It has already been six weeks since my arrival in Pakistan. Although I feel I am well and truly in the swing of things now, I know that I still have so much to learn. I treasure the time I get to spend with the counsellors, as they also have their own stories to tell.
They spend every day listening to the trauma and sadness that comes to them. They listen to stories of poverty. Women who talk about not being able to feed their children or wash their clothes. Proud women who are ashamed that their life has come to this – women who say, “I am not a dirty person, but look at my daughter’s dress. I don’t have any way of washing it.” Women who say, “I am living in a house with no windows and no doors. It is cold, and I am scared for myself and my children.”
Hearing this, I feel helpless. The counsellors feel helpless. All we can do is listen. I’m not sure there is any amount of training that helps you deal with the sadness of seeing people who have nothing.
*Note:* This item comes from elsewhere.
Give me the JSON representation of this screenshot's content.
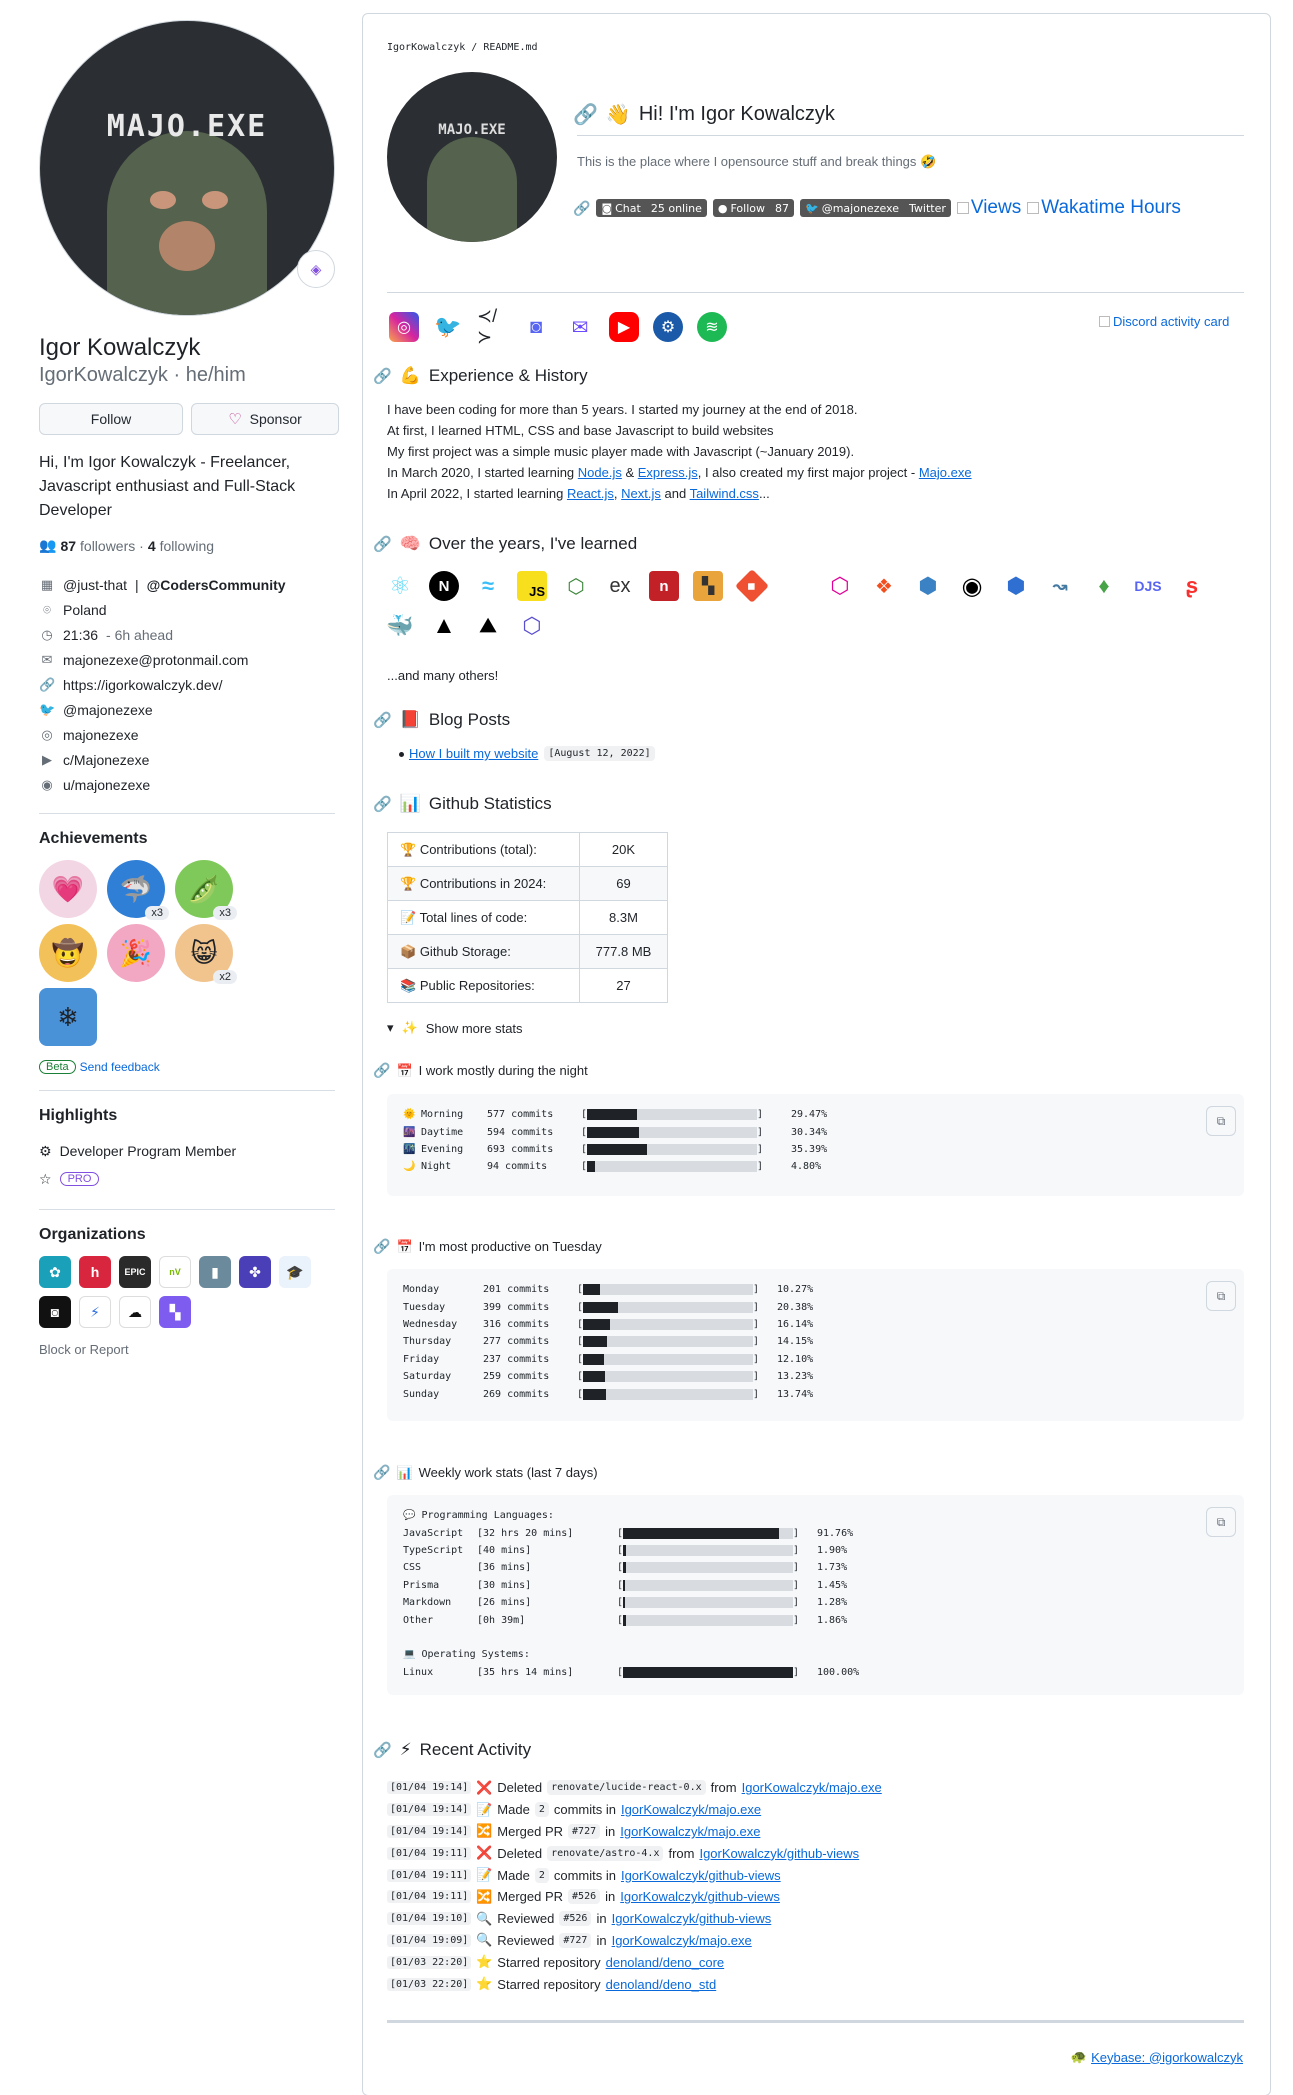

I’m also not sure that any of my previous experiences prepared me for how to respond when I met a woman who had not a cent to her name, who could not even afford to buy bread for her seven children, who had to send her 12-year-old son to start work and who was considering (with much heartache) having her 13-year-old daughter marry so they could obtain a dowry to feed the other children. She invited me to her home, saying with such sincerity that I am a guest in her country, and it would be her joy and honour to host me at her house. She did not once ask for money during our multiple interactions. She taught me a generosity and kindness of spirit I hope I will never forget.